(1.) THE following judgment of the court was delivered by:
(2.) THESE 44 appeals by certificate are preferred against the common judgment of a division bench of the Andhra Pradesh High court allowing the petitions filed by the respondents under Art. 226 of the Constitution for directing the State of Andhra Pradesh and other appropriate authorities to forbear from collecting the assessment of land revenue under the provisions of the Andhra Pradesh Land Revenue (Additional Assessment) and Cess Revision Act, 1962 (Act 22 of 1962), hereinafter called the Principal Act, as amended by the Andhra Pradesh Land Revenue (Additional Assessment) and Cess Revision (Amendment) Act, 1962 (Act 23 of 1962), hereinafter called the Amending Act. For convenience of reference the Principal Act as amended by the Amending Act will be called in the course of the judgment as 'the Act'. The appellants raised the question of the constitutional validity of the relevant provisions of the Act.

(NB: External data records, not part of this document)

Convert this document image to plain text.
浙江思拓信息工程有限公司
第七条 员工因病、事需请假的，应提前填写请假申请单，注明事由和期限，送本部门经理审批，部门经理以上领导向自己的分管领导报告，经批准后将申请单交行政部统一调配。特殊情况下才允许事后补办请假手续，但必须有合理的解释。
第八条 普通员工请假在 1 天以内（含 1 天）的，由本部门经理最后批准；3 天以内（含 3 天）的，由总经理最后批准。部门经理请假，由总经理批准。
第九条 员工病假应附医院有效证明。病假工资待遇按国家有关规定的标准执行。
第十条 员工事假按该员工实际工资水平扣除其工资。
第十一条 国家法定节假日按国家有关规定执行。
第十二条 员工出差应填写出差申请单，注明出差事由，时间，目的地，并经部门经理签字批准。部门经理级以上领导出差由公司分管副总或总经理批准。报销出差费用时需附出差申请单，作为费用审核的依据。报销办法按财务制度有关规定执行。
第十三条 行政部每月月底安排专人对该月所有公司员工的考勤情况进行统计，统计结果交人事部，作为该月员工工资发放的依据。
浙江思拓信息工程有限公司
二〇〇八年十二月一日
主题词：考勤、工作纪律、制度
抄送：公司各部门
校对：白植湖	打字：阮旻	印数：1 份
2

(3.) WE will analyse the provisions of the said section at a later ,stage of the judgment. The High court in deciding against the constitutional validity of the said provisions gave in effect the following findings : (1) Under s. 3 of the Act there is no classification at all in the case of dry lands. (2) The ayacut basis adopted in the Table under S. 4 of the Act has no rational relation to the taram or quality of the land or the nature of the irrigation source. (3) The minimum fixed by the proviso in many cases is more than 100 per cent increase fixed by the section and thus, the proviso has exceeded the section. (4) The Act is silent as to the machinery for making the assessment, the criteria for fixation of the assessment, within the range of a fixed maximum and a minimum the rights and remedies of the assesses and the obligation of the government to survey the lands. In short, the High court struck down the said provisions on the ground that they offend Arts. 14 and 19 of the Constitution for three reasons, namely (i) in the,, case of dry lands there,. is no reasonable classification at all as the flat minimum rate of 50nP. per acre has no relation to the fertility of the land, (ii) in regard to wet land there is no reasonable relation between the quality of the land and the ayacut to which it belongs, and (iii) the procedure prescribed for the ascertainment of the rate is arbitrary and uncontrolled, The High court, though it elaborately considered the question whether the revenue assessment was by authority of law within the meaning of Art. 265 of the Constitution, did not express a final opinion thereon.